Education seems to be a constant theme in All The King's Men, whether it's the school house contract that Willie was involved in or simply learning lessons along the way. Perhaps, the most interesting revelation Jack has had so far is that which includes learning and his own education. Jack is very lucky. He was able to attend a great school and acquire an exceptional education, leading him into his interesting job in politics and with powerful boss Willie to guide him through parts of it. "Long ago Jack Burden was a graduate student, working for his Ph.D. in American History, in the State University of his native State" (p.224) but this was a different Jack Burden. He was young and naïve, and without the wisdom and experience that working along side Willie gave him. But, he was without-a-doubt, educated, well-read, and informed about the intellectual world. What Jack found out later, is that education doesn't always come from school or university. He continues to uncover this truth when he reminisces about his summer spending time with the Stantons. That was the first day that he "saw Anne and Adam as separate, individual people...and [he] saw [himself] as a person" (p.166). Jack comes to acknowledge that there is meaning and lessons to learn outside of the classroom in that scene. Learning has veils and "year by year, [time] drew off another veil to expose a meaning which [they] had only dimly surmised at first...the brightness is meaning" (p.166).
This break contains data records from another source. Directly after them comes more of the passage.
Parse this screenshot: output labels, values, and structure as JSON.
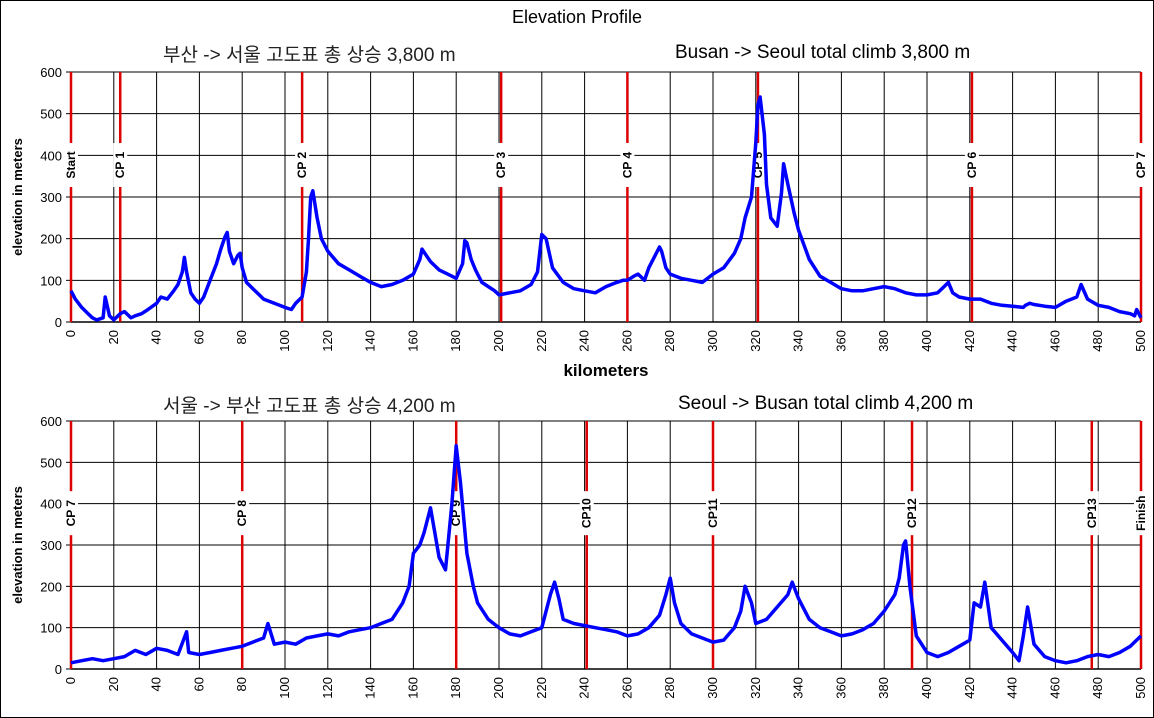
{
  "title": "Elevation Profile",
  "chart_data": [
    {
      "type": "line",
      "subtitle_ko": "부산 -> 서울  고도표  총 상승 3,800 m",
      "subtitle_en": "Busan -> Seoul  total climb 3,800 m",
      "xlabel": "kilometers",
      "ylabel": "elevation in meters",
      "xlim": [
        0,
        500
      ],
      "ylim": [
        0,
        600
      ],
      "xticks": [
        "0",
        "20",
        "40",
        "60",
        "80",
        "100",
        "120",
        "140",
        "160",
        "180",
        "200",
        "220",
        "240",
        "260",
        "280",
        "300",
        "320",
        "340",
        "360",
        "380",
        "400",
        "420",
        "440",
        "460",
        "480",
        "500"
      ],
      "yticks": [
        "0",
        "100",
        "200",
        "300",
        "400",
        "500",
        "600"
      ],
      "grid": true,
      "series_color": "#0000ff",
      "marker_color": "#dd0000",
      "checkpoints": [
        {
          "label": "Start",
          "km": 0
        },
        {
          "label": "CP 1",
          "km": 23
        },
        {
          "label": "CP 2",
          "km": 108
        },
        {
          "label": "CP 3",
          "km": 201
        },
        {
          "label": "CP 4",
          "km": 260
        },
        {
          "label": "CP 5",
          "km": 321
        },
        {
          "label": "CP 6",
          "km": 421
        },
        {
          "label": "CP 7",
          "km": 500
        }
      ],
      "x": [
        0,
        2,
        5,
        8,
        10,
        12,
        15,
        16,
        18,
        20,
        23,
        25,
        28,
        30,
        33,
        36,
        40,
        42,
        45,
        48,
        50,
        52,
        53,
        54,
        56,
        58,
        60,
        62,
        65,
        68,
        70,
        72,
        73,
        74,
        76,
        78,
        79,
        80,
        82,
        85,
        88,
        90,
        95,
        100,
        103,
        105,
        108,
        110,
        111,
        112,
        113,
        115,
        117,
        120,
        125,
        130,
        135,
        140,
        145,
        150,
        155,
        160,
        163,
        164,
        166,
        168,
        172,
        176,
        180,
        183,
        184,
        185,
        187,
        189,
        190,
        192,
        195,
        198,
        200,
        205,
        210,
        215,
        218,
        220,
        222,
        225,
        230,
        235,
        240,
        245,
        250,
        255,
        258,
        260,
        263,
        265,
        268,
        270,
        273,
        275,
        276,
        278,
        280,
        285,
        290,
        295,
        300,
        305,
        310,
        313,
        315,
        318,
        320,
        321,
        322,
        324,
        325,
        327,
        330,
        332,
        333,
        335,
        338,
        340,
        345,
        350,
        355,
        360,
        365,
        370,
        375,
        380,
        385,
        390,
        395,
        400,
        405,
        408,
        410,
        412,
        415,
        420,
        425,
        430,
        435,
        440,
        445,
        446,
        448,
        450,
        455,
        460,
        465,
        470,
        471,
        472,
        475,
        480,
        485,
        490,
        495,
        497,
        498,
        500
      ],
      "values": [
        75,
        55,
        35,
        20,
        10,
        5,
        10,
        60,
        15,
        5,
        20,
        25,
        10,
        15,
        20,
        30,
        45,
        60,
        55,
        75,
        90,
        120,
        155,
        120,
        70,
        55,
        45,
        60,
        100,
        140,
        175,
        205,
        215,
        170,
        140,
        160,
        165,
        130,
        95,
        80,
        65,
        55,
        45,
        35,
        30,
        45,
        60,
        120,
        200,
        300,
        315,
        250,
        200,
        170,
        140,
        125,
        110,
        95,
        85,
        90,
        100,
        115,
        150,
        175,
        160,
        145,
        125,
        115,
        105,
        140,
        195,
        190,
        150,
        125,
        115,
        95,
        85,
        75,
        65,
        70,
        75,
        90,
        120,
        210,
        200,
        130,
        95,
        80,
        75,
        70,
        85,
        95,
        100,
        100,
        110,
        115,
        100,
        130,
        160,
        180,
        170,
        130,
        115,
        105,
        100,
        95,
        115,
        130,
        165,
        200,
        250,
        300,
        430,
        520,
        540,
        450,
        330,
        250,
        230,
        310,
        380,
        330,
        260,
        220,
        150,
        110,
        95,
        80,
        75,
        75,
        80,
        85,
        80,
        70,
        65,
        65,
        70,
        85,
        95,
        70,
        60,
        55,
        55,
        45,
        40,
        38,
        35,
        40,
        45,
        42,
        38,
        35,
        50,
        60,
        75,
        90,
        55,
        40,
        35,
        25,
        20,
        15,
        30,
        10
      ]
    },
    {
      "type": "line",
      "subtitle_ko": "서울 -> 부산  고도표  총 상승 4,200 m",
      "subtitle_en": "Seoul -> Busan  total climb 4,200 m",
      "xlabel": "",
      "ylabel": "elevation in meters",
      "xlim": [
        0,
        500
      ],
      "ylim": [
        0,
        600
      ],
      "xticks": [
        "0",
        "20",
        "40",
        "60",
        "80",
        "100",
        "120",
        "140",
        "160",
        "180",
        "200",
        "220",
        "240",
        "260",
        "280",
        "300",
        "320",
        "340",
        "360",
        "380",
        "400",
        "420",
        "440",
        "460",
        "480",
        "500"
      ],
      "yticks": [
        "0",
        "100",
        "200",
        "300",
        "400",
        "500",
        "600"
      ],
      "grid": true,
      "series_color": "#0000ff",
      "marker_color": "#dd0000",
      "checkpoints": [
        {
          "label": "CP 7",
          "km": 0
        },
        {
          "label": "CP 8",
          "km": 80
        },
        {
          "label": "CP 9",
          "km": 180
        },
        {
          "label": "CP10",
          "km": 241
        },
        {
          "label": "CP11",
          "km": 300
        },
        {
          "label": "CP12",
          "km": 393
        },
        {
          "label": "CP13",
          "km": 477
        },
        {
          "label": "Finish",
          "km": 500
        }
      ],
      "x": [
        0,
        5,
        10,
        15,
        20,
        25,
        30,
        35,
        40,
        45,
        50,
        54,
        55,
        60,
        65,
        70,
        75,
        80,
        85,
        90,
        92,
        95,
        100,
        105,
        110,
        115,
        120,
        125,
        130,
        135,
        140,
        145,
        150,
        155,
        158,
        160,
        163,
        165,
        168,
        170,
        172,
        175,
        178,
        180,
        182,
        185,
        188,
        190,
        195,
        200,
        205,
        210,
        215,
        220,
        222,
        224,
        226,
        228,
        230,
        235,
        240,
        245,
        250,
        255,
        260,
        265,
        270,
        275,
        278,
        280,
        282,
        285,
        290,
        295,
        300,
        305,
        310,
        313,
        315,
        318,
        320,
        325,
        330,
        335,
        337,
        340,
        345,
        350,
        355,
        360,
        365,
        370,
        375,
        380,
        385,
        387,
        389,
        390,
        392,
        395,
        400,
        405,
        410,
        415,
        420,
        422,
        425,
        427,
        430,
        435,
        440,
        443,
        445,
        447,
        450,
        455,
        460,
        465,
        470,
        475,
        480,
        485,
        490,
        495,
        500
      ],
      "values": [
        15,
        20,
        25,
        20,
        25,
        30,
        45,
        35,
        50,
        45,
        35,
        90,
        40,
        35,
        40,
        45,
        50,
        55,
        65,
        75,
        110,
        60,
        65,
        60,
        75,
        80,
        85,
        80,
        90,
        95,
        100,
        110,
        120,
        160,
        200,
        280,
        300,
        330,
        390,
        330,
        270,
        240,
        400,
        540,
        450,
        280,
        200,
        160,
        120,
        100,
        85,
        80,
        90,
        100,
        140,
        180,
        210,
        170,
        120,
        110,
        105,
        100,
        95,
        90,
        80,
        85,
        100,
        130,
        180,
        220,
        160,
        110,
        85,
        75,
        65,
        70,
        100,
        140,
        200,
        160,
        110,
        120,
        150,
        180,
        210,
        170,
        120,
        100,
        90,
        80,
        85,
        95,
        110,
        140,
        180,
        220,
        300,
        310,
        200,
        80,
        40,
        30,
        40,
        55,
        70,
        160,
        150,
        210,
        100,
        70,
        40,
        20,
        80,
        150,
        60,
        30,
        20,
        15,
        20,
        30,
        35,
        30,
        40,
        55,
        80
      ]
    }
  ]
}
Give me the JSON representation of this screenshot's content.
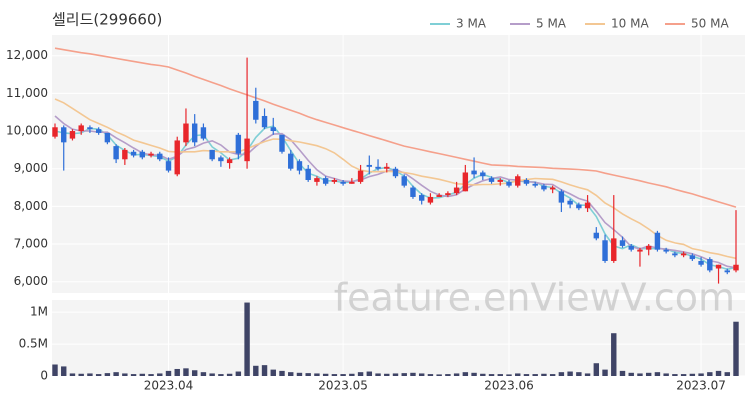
{
  "chart_data": {
    "type": "candlestick",
    "title": "셀리드(299660)",
    "watermark": "feature.enViewV.com",
    "categories": [
      null,
      null,
      null,
      null,
      null,
      null,
      null,
      null,
      null,
      null,
      null,
      null,
      null,
      "2023.04",
      null,
      null,
      null,
      null,
      null,
      null,
      null,
      null,
      null,
      null,
      null,
      null,
      null,
      null,
      null,
      null,
      null,
      null,
      null,
      "2023.05",
      null,
      null,
      null,
      null,
      null,
      null,
      null,
      null,
      null,
      null,
      null,
      null,
      null,
      null,
      null,
      null,
      null,
      null,
      "2023.06",
      null,
      null,
      null,
      null,
      null,
      null,
      null,
      null,
      null,
      null,
      null,
      null,
      null,
      null,
      null,
      null,
      null,
      null,
      null,
      null,
      null,
      "2023.07",
      null,
      null,
      null,
      null
    ],
    "open": [
      9850,
      10100,
      9800,
      10000,
      10100,
      10050,
      9950,
      9600,
      9250,
      9450,
      9450,
      9350,
      9400,
      9200,
      8850,
      9700,
      10200,
      10100,
      9500,
      9300,
      9150,
      9900,
      9200,
      10800,
      10400,
      10100,
      9900,
      9400,
      9200,
      9000,
      8650,
      8750,
      8650,
      8650,
      8600,
      8650,
      9100,
      9050,
      9000,
      9000,
      8800,
      8500,
      8300,
      8100,
      8250,
      8300,
      8350,
      8400,
      8950,
      8900,
      8750,
      8650,
      8650,
      8550,
      8700,
      8600,
      8550,
      8450,
      8400,
      8150,
      8050,
      7950,
      7300,
      7100,
      6550,
      7100,
      6950,
      6800,
      6850,
      7300,
      6850,
      6750,
      6700,
      6700,
      6550,
      6600,
      6350,
      6300,
      6300
    ],
    "high": [
      10200,
      10150,
      10050,
      10200,
      10150,
      10100,
      9950,
      9650,
      9550,
      9500,
      9500,
      9450,
      9450,
      9300,
      9850,
      10600,
      10450,
      10200,
      9500,
      9350,
      9300,
      9950,
      11950,
      11150,
      10600,
      10350,
      9900,
      9500,
      9250,
      9100,
      8800,
      8800,
      8750,
      8700,
      8750,
      9100,
      9350,
      9250,
      9150,
      9050,
      8850,
      8550,
      8350,
      8350,
      8350,
      8400,
      8650,
      9100,
      9300,
      8950,
      8800,
      8750,
      8700,
      8850,
      8750,
      8650,
      8600,
      8550,
      8450,
      8200,
      8100,
      8300,
      7450,
      7250,
      8300,
      7200,
      7000,
      6900,
      7000,
      7350,
      6900,
      6800,
      6800,
      6750,
      6650,
      6650,
      6450,
      6350,
      7900
    ],
    "low": [
      9800,
      8950,
      9750,
      9900,
      9950,
      9900,
      9650,
      9150,
      9100,
      9300,
      9250,
      9300,
      9200,
      8900,
      8800,
      9600,
      9600,
      9750,
      9200,
      9050,
      9000,
      9250,
      9000,
      10200,
      10050,
      9900,
      9400,
      8950,
      8850,
      8650,
      8550,
      8550,
      8600,
      8550,
      8600,
      8600,
      8850,
      8950,
      8900,
      8750,
      8500,
      8200,
      8050,
      8050,
      8250,
      8250,
      8300,
      8400,
      8750,
      8700,
      8600,
      8550,
      8500,
      8500,
      8550,
      8500,
      8400,
      8350,
      7850,
      7950,
      7900,
      7850,
      7100,
      6500,
      6500,
      6900,
      6800,
      6400,
      6700,
      6800,
      6750,
      6650,
      6650,
      6550,
      6400,
      6250,
      5950,
      6200,
      6250
    ],
    "close": [
      10100,
      9700,
      10000,
      10150,
      10050,
      9950,
      9700,
      9250,
      9500,
      9350,
      9300,
      9400,
      9250,
      8950,
      9750,
      10200,
      9700,
      9800,
      9250,
      9200,
      9250,
      9400,
      9800,
      10300,
      10100,
      10000,
      9450,
      9000,
      8950,
      8700,
      8750,
      8600,
      8700,
      8600,
      8650,
      8950,
      9050,
      9000,
      9050,
      8800,
      8550,
      8250,
      8150,
      8250,
      8300,
      8350,
      8500,
      8900,
      8850,
      8800,
      8650,
      8700,
      8550,
      8800,
      8600,
      8550,
      8450,
      8500,
      8100,
      8050,
      7950,
      8100,
      7150,
      6550,
      7150,
      6950,
      6850,
      6850,
      6950,
      6850,
      6800,
      6700,
      6750,
      6600,
      6450,
      6300,
      6450,
      6250,
      6450
    ],
    "up_color": "#e8262b",
    "down_color": "#2f6fd8",
    "ylim": [
      5700,
      12550
    ],
    "yticks": [
      {
        "value": 6000,
        "label": "6,000"
      },
      {
        "value": 7000,
        "label": "7,000"
      },
      {
        "value": 8000,
        "label": "8,000"
      },
      {
        "value": 9000,
        "label": "9,000"
      },
      {
        "value": 10000,
        "label": "10,000"
      },
      {
        "value": 11000,
        "label": "11,000"
      },
      {
        "value": 12000,
        "label": "12,000"
      }
    ],
    "grid": true,
    "legend_position": "top-right",
    "series": [
      {
        "name": "3 MA",
        "color": "#7fcfd6",
        "values": [
          10000,
          9950,
          9930,
          9950,
          10070,
          10050,
          9900,
          9630,
          9480,
          9370,
          9380,
          9350,
          9320,
          9200,
          9320,
          9630,
          9880,
          9900,
          9580,
          9420,
          9230,
          9280,
          9480,
          9830,
          10070,
          10130,
          9850,
          9480,
          9130,
          8880,
          8800,
          8680,
          8680,
          8630,
          8650,
          8730,
          8880,
          9000,
          9030,
          8950,
          8800,
          8530,
          8320,
          8220,
          8230,
          8300,
          8380,
          8580,
          8750,
          8850,
          8770,
          8720,
          8630,
          8680,
          8650,
          8650,
          8530,
          8500,
          8350,
          8220,
          8030,
          8030,
          7730,
          7270,
          6950,
          6880,
          6980,
          6880,
          6880,
          6880,
          6870,
          6780,
          6750,
          6680,
          6600,
          6450,
          6400,
          6330,
          6380
        ]
      },
      {
        "name": "5 MA",
        "color": "#b59dc9",
        "values": [
          10400,
          10200,
          10050,
          10000,
          10000,
          9970,
          9970,
          9820,
          9690,
          9550,
          9420,
          9360,
          9360,
          9250,
          9330,
          9510,
          9570,
          9680,
          9740,
          9630,
          9440,
          9380,
          9380,
          9590,
          9770,
          9920,
          9930,
          9770,
          9500,
          9220,
          8970,
          8800,
          8740,
          8670,
          8660,
          8700,
          8790,
          8850,
          8940,
          8970,
          8890,
          8730,
          8560,
          8400,
          8300,
          8260,
          8310,
          8460,
          8580,
          8680,
          8740,
          8780,
          8710,
          8700,
          8660,
          8640,
          8590,
          8580,
          8440,
          8330,
          8210,
          8140,
          7870,
          7570,
          7380,
          7180,
          6930,
          6870,
          6950,
          6890,
          6860,
          6830,
          6790,
          6740,
          6660,
          6560,
          6510,
          6410,
          6370
        ]
      },
      {
        "name": "10 MA",
        "color": "#f3c793",
        "values": [
          10850,
          10750,
          10600,
          10450,
          10300,
          10200,
          10100,
          9980,
          9880,
          9760,
          9690,
          9620,
          9550,
          9460,
          9440,
          9450,
          9450,
          9480,
          9470,
          9450,
          9450,
          9450,
          9530,
          9630,
          9720,
          9790,
          9780,
          9740,
          9710,
          9660,
          9610,
          9530,
          9420,
          9250,
          9070,
          8960,
          8920,
          8920,
          8930,
          8920,
          8900,
          8860,
          8800,
          8760,
          8720,
          8660,
          8600,
          8590,
          8570,
          8580,
          8580,
          8600,
          8620,
          8680,
          8710,
          8740,
          8730,
          8720,
          8650,
          8570,
          8500,
          8440,
          8290,
          8090,
          7960,
          7800,
          7670,
          7550,
          7400,
          7230,
          7100,
          7030,
          6990,
          6880,
          6830,
          6770,
          6730,
          6670,
          6620
        ]
      },
      {
        "name": "50 MA",
        "color": "#f5a08b",
        "values": [
          12200,
          12160,
          12120,
          12080,
          12050,
          12010,
          11970,
          11930,
          11890,
          11850,
          11810,
          11770,
          11740,
          11700,
          11620,
          11540,
          11450,
          11370,
          11290,
          11210,
          11120,
          11040,
          10960,
          10880,
          10800,
          10710,
          10630,
          10550,
          10470,
          10380,
          10300,
          10230,
          10160,
          10090,
          10020,
          9950,
          9880,
          9810,
          9740,
          9670,
          9600,
          9550,
          9500,
          9450,
          9400,
          9350,
          9300,
          9250,
          9200,
          9150,
          9100,
          9090,
          9080,
          9060,
          9050,
          9040,
          9030,
          9010,
          9000,
          8990,
          8980,
          8960,
          8940,
          8880,
          8830,
          8780,
          8730,
          8680,
          8620,
          8570,
          8520,
          8450,
          8390,
          8330,
          8260,
          8190,
          8120,
          8050,
          7980
        ]
      }
    ],
    "volume": {
      "color": "#3f4466",
      "ylim": [
        0,
        1190000
      ],
      "yticks": [
        0,
        {
          "value": 500000,
          "label": "0.5M"
        },
        {
          "value": 1000000,
          "label": "1M"
        }
      ],
      "values": [
        180000,
        150000,
        40000,
        35000,
        40000,
        30000,
        45000,
        60000,
        40000,
        30000,
        35000,
        30000,
        40000,
        80000,
        110000,
        120000,
        90000,
        60000,
        40000,
        30000,
        35000,
        70000,
        1150000,
        160000,
        170000,
        100000,
        80000,
        60000,
        50000,
        45000,
        40000,
        35000,
        30000,
        30000,
        35000,
        60000,
        70000,
        40000,
        35000,
        40000,
        45000,
        50000,
        40000,
        30000,
        25000,
        30000,
        40000,
        60000,
        50000,
        35000,
        30000,
        30000,
        25000,
        40000,
        30000,
        30000,
        35000,
        30000,
        60000,
        70000,
        60000,
        40000,
        200000,
        100000,
        670000,
        80000,
        50000,
        40000,
        50000,
        60000,
        40000,
        30000,
        30000,
        35000,
        40000,
        60000,
        80000,
        60000,
        850000
      ]
    }
  }
}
Jack, when it comes to knowledge, seems to have an almost pompous air surrounding the subject, which probably stems from having a great education while being stuck next to people like Willie, Sugar Boy, and Tiny Duffy, who, while they do learn from life experiences, lack the 'proper' education aspect. His positive revaluation comes in chapter seven though, when he returns from his little excursion out West. On the train home, Jack ponders his place in life and his willingness to envy people. "I have often envied people," he says, "People I have seen fleeting, or some people I had known a long time, a man driving a long, straight furrow across a blank field in April, or Adam Stanton. I had, at moments, envied the people who seemed to have secret knowledge" (p.437). As he travels "eastward, over desert, under the shadow of the mountains, by mesas, [and] across plateaus" he realizes that power and education don't necessarily coincide. Knowledge is the important thing, whether it comes from a school or real life experiences. He ends his thoughts with the influential idea that "with knowledge you can face up to anything, for knowledge is power" (p.437).

1 comment:

  1. I agree that education / knowledge is a thread that weaves itself through the novel. Jack's pompous attitude about his knowledge put him in a position where, because of a textbook education and a lack of real life experience (as you stated), he sees himself as more intelligent than other people. The Great Twitch is a theory that he considers his own "secret knowledge" and he sees himself as better in some way because of it, or at least derives satisfaction from it.. During most of the first part of the novel ,Jack gives no thought to the idea that much of anything can be learned from other people except by scrutiny and observation, which in Jack's mind is usually comprised of a pre-disposed idea Jack has about people already. These patterns helped keep Jack in his perpetual haughtiness and self-righteous denial. Also because he has had such a good life/education he has had a cushion 5 miles deep to keep him from having to feel much of reality and adulthood, (his mother brings him money for suits when he goes to the University--which he can't handle and drops out of), and when the novel is over, Jack is finally living adulthood in a prepared, self-assured way, even if his psychological mind is far from perfectly molded, he at least can make sense of the pieces and, like Danny suggests, learn something from them and from the synthesis of experience in addition to his textbook/history major education.